Cup: 18cm high, 6.5cm dia. (max) - 7 ins high, 2½ ins dia.
cf: The Royal Danish Kunstkammer 1737 Vol I pg. 324 illustrates a very similar example 771/409 that also has the multiple etched x marks to the base
A ‘tour de force’ of the court turner there are examples of these curious vessels in the Royal Danish Kunstkammer in Copenhagen, but are otherwise very rarely seen. Perhaps intended as precious spice cups they are more of a work of art than objects seriously meant for use. The accuracy of the individual turning and the extreme thinness of the nest of cups required great skill.
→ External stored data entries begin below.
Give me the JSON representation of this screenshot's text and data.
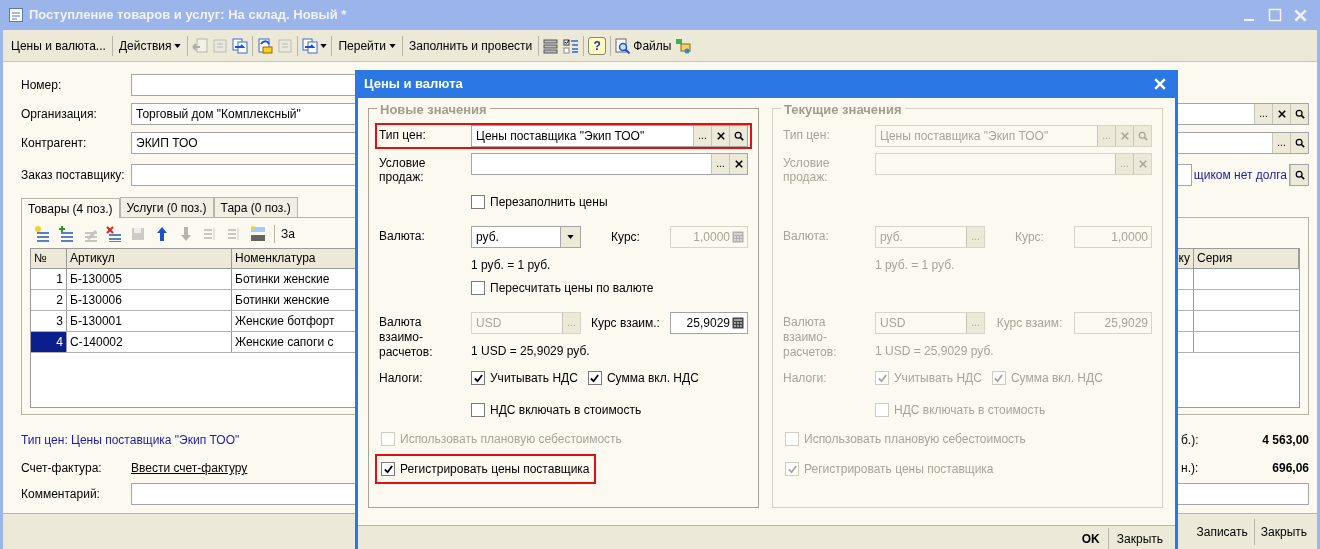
{
  "main_window": {
    "title": "Поступление товаров и услуг: На склад. Новый *",
    "toolbar": [
      [
        {
          "kind": "button",
          "label": "Цены и валюта..."
        }
      ],
      [
        {
          "kind": "menu",
          "label": "Действия"
        }
      ],
      [
        {
          "kind": "icon",
          "disabled": true
        },
        {
          "kind": "icon",
          "disabled": true
        },
        {
          "kind": "icon",
          "disabled": false
        }
      ],
      [
        {
          "kind": "icon",
          "disabled": false
        },
        {
          "kind": "icon",
          "disabled": true
        }
      ],
      [
        {
          "kind": "icon-menu",
          "disabled": false
        }
      ],
      [
        {
          "kind": "menu",
          "label": "Перейти"
        }
      ],
      [
        {
          "kind": "button",
          "label": "Заполнить и провести"
        }
      ],
      [
        {
          "kind": "icon",
          "disabled": false
        },
        {
          "kind": "icon",
          "disabled": false
        }
      ],
      [
        {
          "kind": "help",
          "label": "?"
        }
      ],
      [
        {
          "kind": "icon-button",
          "label": "Файлы"
        },
        {
          "kind": "icon",
          "disabled": false
        }
      ]
    ],
    "fields": [
      {
        "kind": "plain",
        "label": "Номер:"
      },
      {
        "kind": "ref",
        "label": "Организация:",
        "value": "Торговый дом \"Комплексный\"",
        "buttons": [
          {
            "kind": "choose",
            "label": "..."
          },
          {
            "kind": "clear"
          },
          {
            "kind": "open"
          }
        ]
      },
      {
        "kind": "ref",
        "label": "Контрагент:",
        "value": "ЭКИП ТОО",
        "buttons": [
          {
            "kind": "choose",
            "label": "..."
          },
          {
            "kind": "open"
          }
        ]
      },
      {
        "kind": "order",
        "label": "Заказ поставщику:",
        "link": "щиком нет долга",
        "buttons": [
          {
            "kind": "open"
          }
        ]
      }
    ],
    "tabs": [
      {
        "label": "Товары (4 поз.)",
        "selected": true
      },
      {
        "label": "Услуги (0 поз.)",
        "selected": false
      },
      {
        "label": "Тара (0 поз.)",
        "selected": false
      }
    ],
    "table_toolbar": [
      {
        "kind": "icon",
        "disabled": false
      },
      {
        "kind": "icon",
        "disabled": false
      },
      {
        "kind": "icon",
        "disabled": true
      },
      {
        "kind": "icon",
        "disabled": false
      },
      {
        "kind": "icon",
        "disabled": true
      },
      {
        "kind": "icon",
        "disabled": false
      },
      {
        "kind": "icon",
        "disabled": true
      },
      {
        "kind": "icon",
        "disabled": true
      },
      {
        "kind": "icon",
        "disabled": true
      },
      {
        "kind": "icon",
        "disabled": false
      },
      {
        "kind": "button",
        "label": "За"
      }
    ],
    "table": {
      "columns": [
        "№",
        "Артикул",
        "Номенклатура",
        "ку",
        "Серия"
      ],
      "rows": [
        {
          "n": "1",
          "article": "Б-130005",
          "name": "Ботинки женские",
          "selected": false
        },
        {
          "n": "2",
          "article": "Б-130006",
          "name": "Ботинки женские",
          "selected": false
        },
        {
          "n": "3",
          "article": "Б-130001",
          "name": "Женские ботфорт",
          "selected": false
        },
        {
          "n": "4",
          "article": "С-140002",
          "name": "Женские сапоги с",
          "selected": true
        }
      ]
    },
    "price_type_link": "Тип цен: Цены поставщика \"Экип ТОО\"",
    "invoice": {
      "label": "Счет-фактура:",
      "link": "Ввести счет-фактуру"
    },
    "totals": [
      {
        "label": "б.):",
        "value": "4 563,00"
      },
      {
        "label": "н.):",
        "value": "696,06"
      }
    ],
    "comment": {
      "label": "Комментарий:"
    },
    "buttons": [
      {
        "label": "Записать"
      },
      {
        "label": "Закрыть"
      }
    ]
  },
  "dialog": {
    "title": "Цены и валюта",
    "groups": [
      {
        "title": "Новые значения",
        "disabled": false
      },
      {
        "title": "Текущие значения",
        "disabled": true
      }
    ],
    "rows": [
      {
        "kind": "ref",
        "new": {
          "label": "Тип цен:",
          "value": "Цены поставщика \"Экип ТОО\"",
          "highlighted": true,
          "buttons": [
            {
              "kind": "choose",
              "label": "..."
            },
            {
              "kind": "clear"
            },
            {
              "kind": "open"
            }
          ]
        },
        "current": {
          "label": "Тип цен:",
          "value": "Цены поставщика \"Экип ТОО\"",
          "buttons": [
            {
              "kind": "choose",
              "label": "..."
            },
            {
              "kind": "clear"
            },
            {
              "kind": "open"
            }
          ]
        }
      },
      {
        "kind": "ref",
        "new": {
          "label": "Условие продаж:",
          "highlighted": false,
          "buttons": [
            {
              "kind": "choose",
              "label": "..."
            },
            {
              "kind": "clear"
            }
          ]
        },
        "current": {
          "label": "Условие продаж:",
          "buttons": [
            {
              "kind": "choose",
              "label": "..."
            },
            {
              "kind": "clear"
            }
          ]
        }
      },
      {
        "kind": "check",
        "new": {
          "label": "Перезаполнить цены",
          "checked": false,
          "disabled": false
        }
      },
      {
        "kind": "currency",
        "new": {
          "label": "Валюта:",
          "value": "руб.",
          "value_disabled": false,
          "picker": {
            "kind": "dropdown"
          },
          "rate_label": "Курс:",
          "rate": "1,0000",
          "rate_disabled": true,
          "note": "1 руб. = 1 руб."
        },
        "current": {
          "label": "Валюта:",
          "value": "руб.",
          "picker": {
            "kind": "choose",
            "label": "..."
          },
          "rate_label": "Курс:",
          "rate": "1,0000",
          "note": "1 руб. = 1 руб."
        }
      },
      {
        "kind": "check",
        "new": {
          "label": "Пересчитать цены по валюте",
          "checked": false,
          "disabled": false
        }
      },
      {
        "kind": "currency",
        "new": {
          "label": "Валюта взаимо-расчетов:",
          "value": "USD",
          "value_disabled": true,
          "picker": {
            "kind": "choose",
            "label": "..."
          },
          "rate_label": "Курс взаим.:",
          "rate": "25,9029",
          "rate_disabled": false,
          "note": "1 USD = 25,9029 руб."
        },
        "current": {
          "label": "Валюта взаимо-расчетов:",
          "value": "USD",
          "picker": {
            "kind": "choose",
            "label": "..."
          },
          "rate_label": "Курс взаим:",
          "rate": "25,9029",
          "note": "1 USD = 25,9029 руб."
        }
      },
      {
        "kind": "checks",
        "new": {
          "label": "Налоги:",
          "items": [
            {
              "label": "Учитывать НДС",
              "checked": true
            },
            {
              "label": "Сумма вкл. НДС",
              "checked": true
            }
          ]
        },
        "current": {
          "label": "Налоги:",
          "items": [
            {
              "label": "Учитывать НДС",
              "checked": true
            },
            {
              "label": "Сумма вкл. НДС",
              "checked": true
            }
          ]
        }
      },
      {
        "kind": "check",
        "new": {
          "label": "НДС включать в стоимость",
          "checked": false,
          "disabled": false
        },
        "current": {
          "label": "НДС включать в стоимость",
          "checked": false
        }
      },
      {
        "kind": "check-wide",
        "new": {
          "label": "Использовать плановую себестоимость",
          "checked": false,
          "disabled": true,
          "highlighted": false
        },
        "current": {
          "label": "Использовать плановую себестоимость",
          "checked": false
        }
      },
      {
        "kind": "check-wide",
        "new": {
          "label": "Регистрировать цены поставщика",
          "checked": true,
          "disabled": false,
          "highlighted": true
        },
        "current": {
          "label": "Регистрировать цены поставщика",
          "checked": true
        }
      }
    ],
    "buttons": [
      {
        "label": "OK",
        "default": true
      },
      {
        "label": "Закрыть",
        "default": false
      }
    ]
  }
}
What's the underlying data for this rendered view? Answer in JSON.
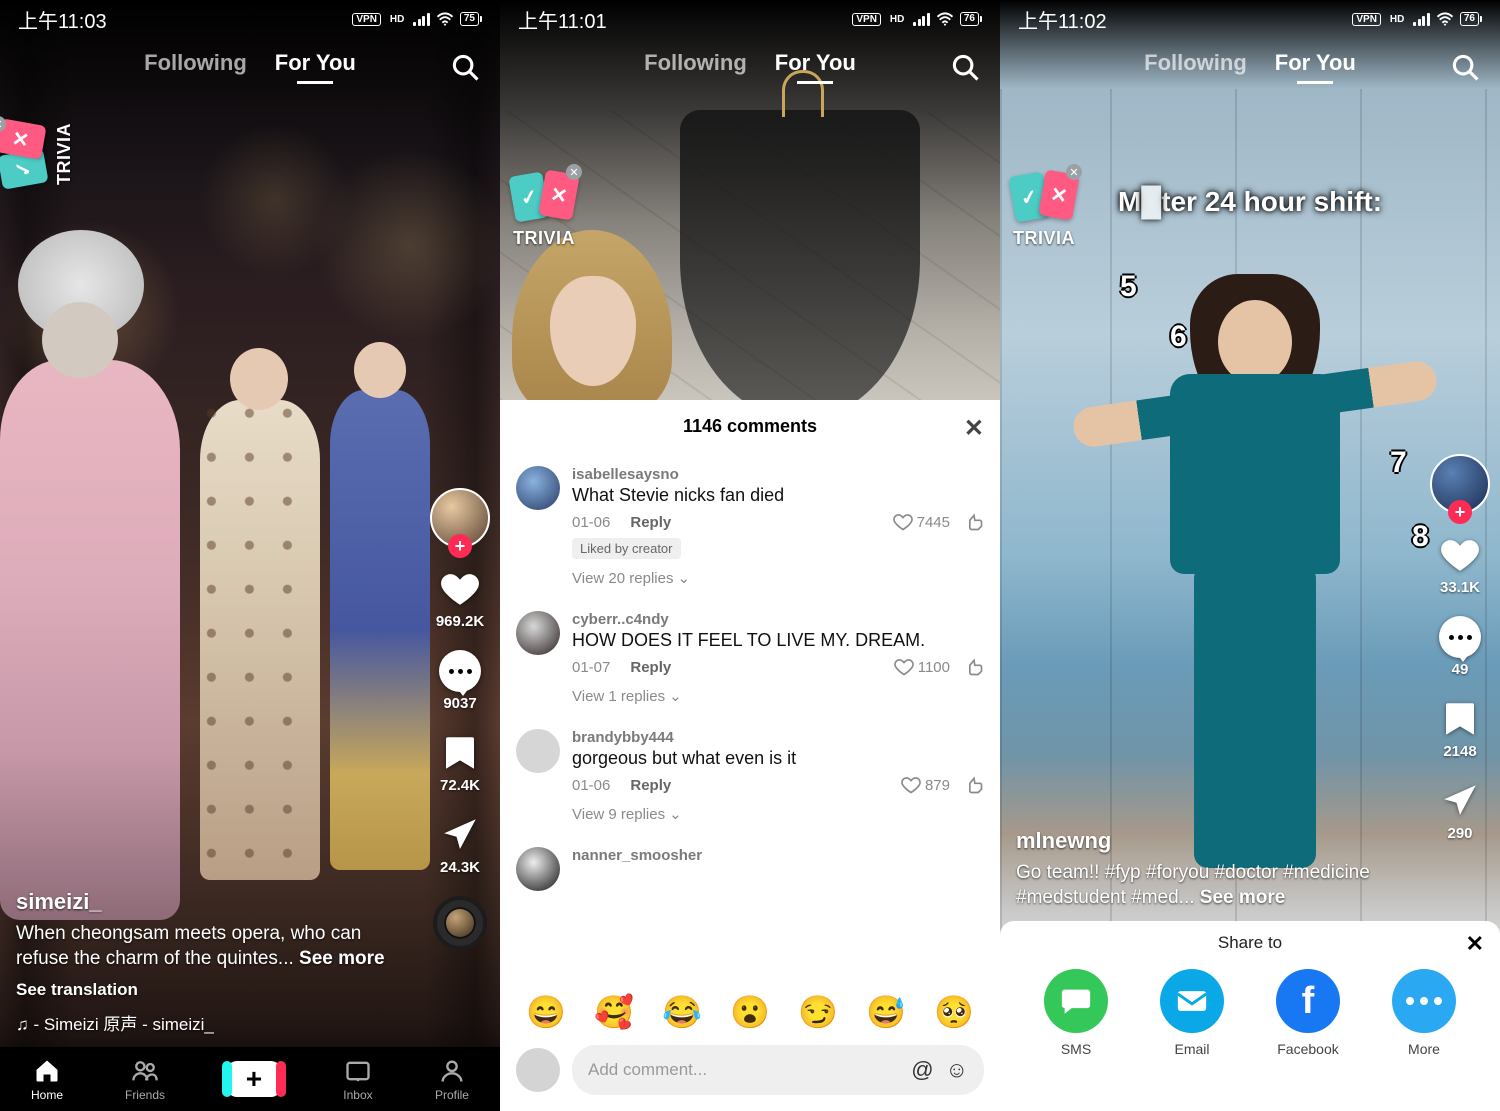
{
  "screen1": {
    "status": {
      "time": "上午11:03",
      "vpn": "VPN",
      "hd": "HD",
      "battery": "75"
    },
    "tabs": {
      "following": "Following",
      "foryou": "For You"
    },
    "trivia": "TRIVIA",
    "sidebar": {
      "likes": "969.2K",
      "comments": "9037",
      "bookmarks": "72.4K",
      "shares": "24.3K"
    },
    "info": {
      "username": "simeizi_",
      "caption": "When cheongsam meets opera, who can refuse the charm of the quintes...",
      "seemore": "See more",
      "seetranslation": "See translation",
      "music": "♫ - Simeizi  原声 - simeizi_"
    },
    "nav": {
      "home": "Home",
      "friends": "Friends",
      "inbox": "Inbox",
      "profile": "Profile"
    }
  },
  "screen2": {
    "status": {
      "time": "上午11:01",
      "vpn": "VPN",
      "hd": "HD",
      "battery": "76"
    },
    "tabs": {
      "following": "Following",
      "foryou": "For You"
    },
    "trivia": "TRIVIA",
    "commentsHeader": "1146 comments",
    "comments": [
      {
        "name": "isabellesaysno",
        "text": "What Stevie nicks fan died",
        "date": "01-06",
        "reply": "Reply",
        "likes": "7445",
        "liked": "Liked by creator",
        "viewreplies": "View 20 replies"
      },
      {
        "name": "cyberr..c4ndy",
        "text": "HOW DOES IT FEEL TO LIVE MY. DREAM.",
        "date": "01-07",
        "reply": "Reply",
        "likes": "1100",
        "viewreplies": "View 1 replies"
      },
      {
        "name": "brandybby444",
        "text": "gorgeous but what even is it",
        "date": "01-06",
        "reply": "Reply",
        "likes": "879",
        "viewreplies": "View 9 replies"
      },
      {
        "name": "nanner_smoosher",
        "text": ""
      }
    ],
    "emojis": [
      "😄",
      "🥰",
      "😂",
      "😮",
      "😏",
      "😅",
      "🥺"
    ],
    "addComment": "Add comment..."
  },
  "screen3": {
    "status": {
      "time": "上午11:02",
      "vpn": "VPN",
      "hd": "HD",
      "battery": "76"
    },
    "tabs": {
      "following": "Following",
      "foryou": "For You"
    },
    "trivia": "TRIVIA",
    "overlayLeft": "M",
    "overlaySuffix": "ter 24 hour shift:",
    "countNums": [
      "5",
      "6",
      "7",
      "8"
    ],
    "sidebar": {
      "likes": "33.1K",
      "comments": "49",
      "bookmarks": "2148",
      "shares": "290"
    },
    "info": {
      "username": "mlnewng",
      "caption": "Go team!! #fyp #foryou #doctor #medicine #medstudent #med...",
      "seemore": "See more"
    },
    "share": {
      "title": "Share to",
      "items": [
        {
          "label": "SMS",
          "color": "#34c759"
        },
        {
          "label": "Email",
          "color": "#0aa8e6"
        },
        {
          "label": "Facebook",
          "color": "#1877f2"
        },
        {
          "label": "More",
          "color": "#2aa8f2"
        }
      ]
    }
  }
}
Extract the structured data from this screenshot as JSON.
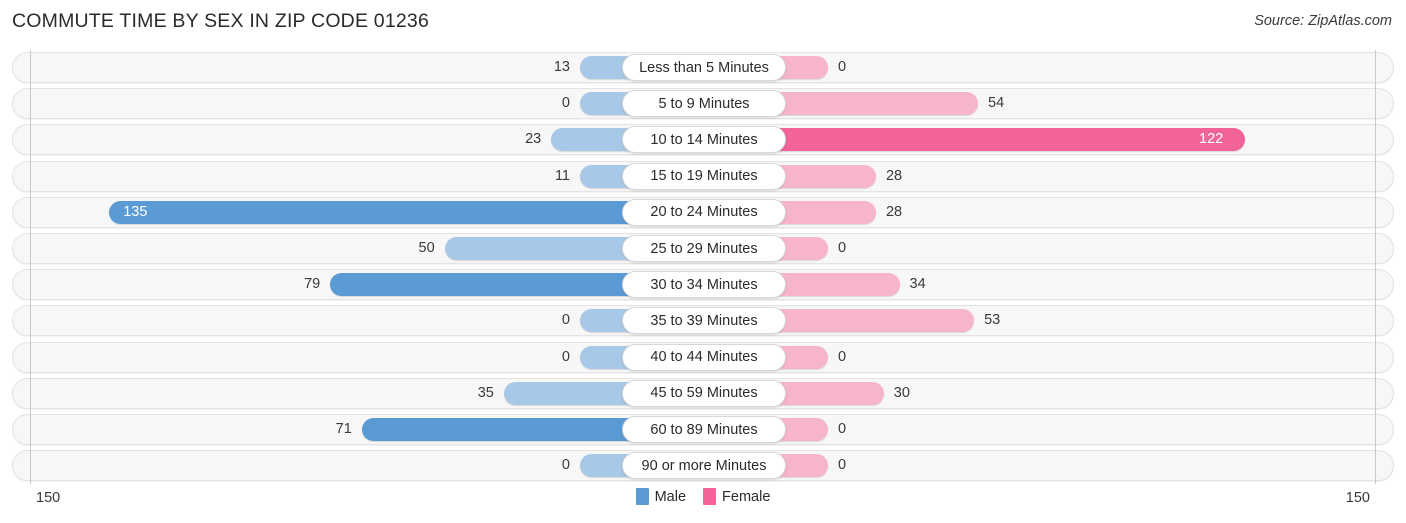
{
  "header": {
    "title": "COMMUTE TIME BY SEX IN ZIP CODE 01236",
    "source": "Source: ZipAtlas.com"
  },
  "legend": {
    "male_label": "Male",
    "female_label": "Female",
    "male_color": "#5b9bd5",
    "female_color": "#f2639a"
  },
  "axis": {
    "left_end": "150",
    "right_end": "150",
    "max": 150
  },
  "colors": {
    "male_light": "#a8c8e8",
    "male_strong": "#5b9bd5",
    "female_light": "#f7b4cd",
    "female_strong": "#f2639a",
    "track": "#f7f7f7"
  },
  "chart_data": {
    "type": "bar",
    "title": "COMMUTE TIME BY SEX IN ZIP CODE 01236",
    "subtype": "diverging-horizontal-bar",
    "xlabel": "",
    "ylabel": "",
    "xlim": [
      150,
      150
    ],
    "grid": false,
    "legend_position": "bottom-center",
    "categories": [
      "Less than 5 Minutes",
      "5 to 9 Minutes",
      "10 to 14 Minutes",
      "15 to 19 Minutes",
      "20 to 24 Minutes",
      "25 to 29 Minutes",
      "30 to 34 Minutes",
      "35 to 39 Minutes",
      "40 to 44 Minutes",
      "45 to 59 Minutes",
      "60 to 89 Minutes",
      "90 or more Minutes"
    ],
    "series": [
      {
        "name": "Male",
        "direction": "left",
        "values": [
          13,
          0,
          23,
          11,
          135,
          50,
          79,
          0,
          0,
          35,
          71,
          0
        ]
      },
      {
        "name": "Female",
        "direction": "right",
        "values": [
          0,
          54,
          122,
          28,
          28,
          0,
          34,
          53,
          0,
          30,
          0,
          0
        ]
      }
    ]
  }
}
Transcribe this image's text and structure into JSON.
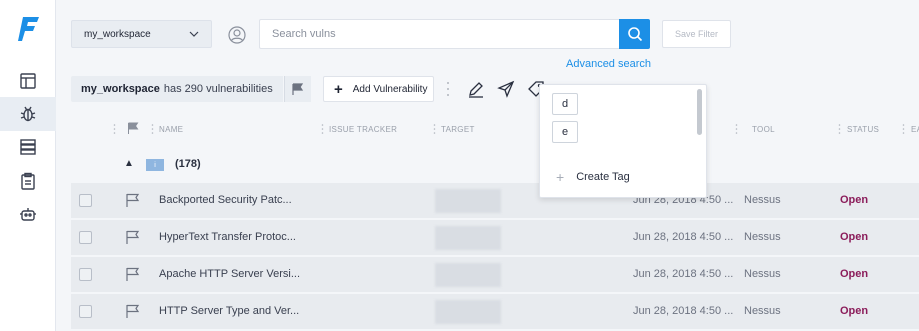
{
  "sidebar": {
    "logo": "F",
    "items": [
      {
        "icon": "dashboard-icon"
      },
      {
        "icon": "bug-icon"
      },
      {
        "icon": "servers-icon"
      },
      {
        "icon": "clipboard-icon"
      },
      {
        "icon": "robot-icon"
      }
    ]
  },
  "topbar": {
    "workspace": "my_workspace",
    "search_placeholder": "Search vulns",
    "save_filter": "Save Filter",
    "advanced_search": "Advanced search"
  },
  "toolbar": {
    "workspace_name": "my_workspace",
    "count_text": "has 290 vulnerabilities",
    "add_vulnerability": "Add Vulnerability"
  },
  "table": {
    "columns": [
      "NAME",
      "ISSUE TRACKER",
      "TARGET",
      "TOOL",
      "STATUS",
      "EA"
    ],
    "group": {
      "severity_badge": "i",
      "count": "(178)"
    },
    "rows": [
      {
        "name": "Backported Security Patc...",
        "date": "Jun 28, 2018 4:50 ...",
        "tool": "Nessus",
        "status": "Open"
      },
      {
        "name": "HyperText Transfer Protoc...",
        "date": "Jun 28, 2018 4:50 ...",
        "tool": "Nessus",
        "status": "Open"
      },
      {
        "name": "Apache HTTP Server Versi...",
        "date": "Jun 28, 2018 4:50 ...",
        "tool": "Nessus",
        "status": "Open"
      },
      {
        "name": "HTTP Server Type and Ver...",
        "date": "Jun 28, 2018 4:50 ...",
        "tool": "Nessus",
        "status": "Open"
      }
    ]
  },
  "tag_popup": {
    "tags": [
      "d",
      "e"
    ],
    "create_label": "Create Tag"
  },
  "colors": {
    "accent": "#1c8fe6",
    "status_open": "#8b1c5a",
    "logo": "#1c8fe6"
  }
}
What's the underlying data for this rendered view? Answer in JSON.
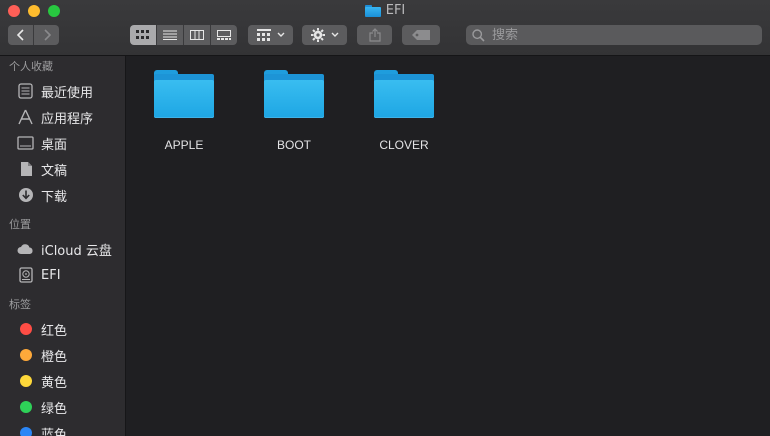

In Joseph Moxon’s 1696 book of ‘Mechanick Exercises’ he describes engine and oval turning in detail, whilst the 1701 French author Charles Plumier in ‘L’Art de Tourner en Perfection’ illustrates the processes and nearly all the designs found on 17th century work and gives copious instructions for executing his ‘elite craft’.